In June 2014, Turkish security officers at Istanbul airport interviewed a Norwegian man who openly told them that he had come to Turkey in order to travel to Syria for “jihad”. Isis had just surged through Iraq, conquering the plains of Nineveh, and would soon announce a caliphate on its territories in Syria and Iraq, upending fragile nation states that had already begun to collapse.
When they searched his luggage, they found that he had managed to travel out of Oslo with a suitcase that contained a camouflage outfit, a first aid kit, knives, a gun magazine and parts of an AK-47, the contents of which had managed to elude customs authorities in Europe.

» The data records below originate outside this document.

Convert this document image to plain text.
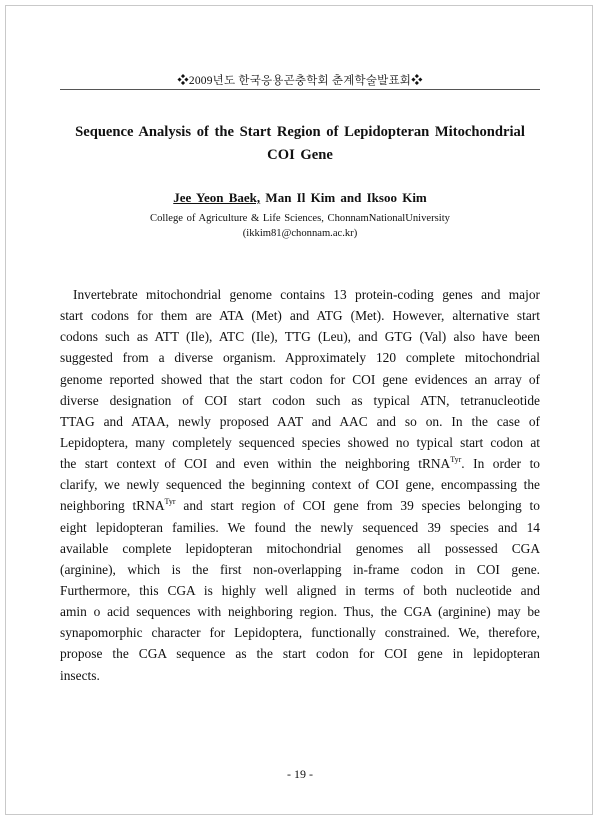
❖2009년도 한국응용곤충학회 춘계학술발표회❖
Sequence Analysis of the Start Region of Lepidopteran Mitochondrial
COI Gene
Jee Yeon Baek, Man Il Kim and Iksoo Kim
College of Agriculture & Life Sciences, ChonnamNationalUniversity
(ikkim81@chonnam.ac.kr)
Invertebrate mitochondrial genome contains 13 protein-coding genes and major
start codons for them are ATA (Met) and ATG (Met). However, alternative start
codons such as ATT (Ile), ATC (Ile), TTG (Leu), and GTG (Val) also have been
suggested from a diverse organism. Approximately 120 complete mitochondrial
genome reported showed that the start codon for COI gene evidences an array of
diverse designation of COI start codon such as typical ATN, tetranucleotide
TTAG and ATAA, newly proposed AAT and AAC and so on. In the case of
Lepidoptera, many completely sequenced species showed no typical start codon at
the start context of COI and even within the neighboring tRNA$^{Tyr}$. In order to
clarify, we newly sequenced the beginning context of COI gene, encompassing the
neighboring tRNA$^{Tyr}$ and start region of COI gene from 39 species belonging to
eight lepidopteran families. We found the newly sequenced 39 species and 14
available complete lepidopteran mitochondrial genomes all possessed CGA
(arginine), which is the first non-overlapping in-frame codon in COI gene.
Furthermore, this CGA is highly well aligned in terms of both nucleotide and
amin o acid sequences with neighboring region. Thus, the CGA (arginine) may be
synapomorphic character for Lepidoptera, functionally constrained. We, therefore,
propose the CGA sequence as the start codon for COI gene in lepidopteran
insects.
- 19 -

Two months later, a German man arrived in Istanbul with a suitcase containing a bulletproof vest, military camouflage and binoculars that he managed to carry through an airport in Paris on his way to Turkey.
In 2013, A Danish-Turkish dual citizen, Fatih Khan, left Denmark for Syria, but was detained while trying to cross the border in the Turkish province of Kilis and deported back to Copenhagen. He was given another passport by the Danish authorities, and made his way back to Syria.
That same year, Mohamed Haroon Saleem, a British citizen, arrived in Istanbul from London and travelled to Syria, having managed to travel out of the UK with a passport that was flagged on the Interpol list as stolen or lost.
Mohamed Mehdi Raouafi, a French citizen, left France in January of 2014 to join the war in Syria. Despite his sister warning the Turkish authorities who subsequently informed the French government that he was going there to join radical groups, he was allowed to travel out of France.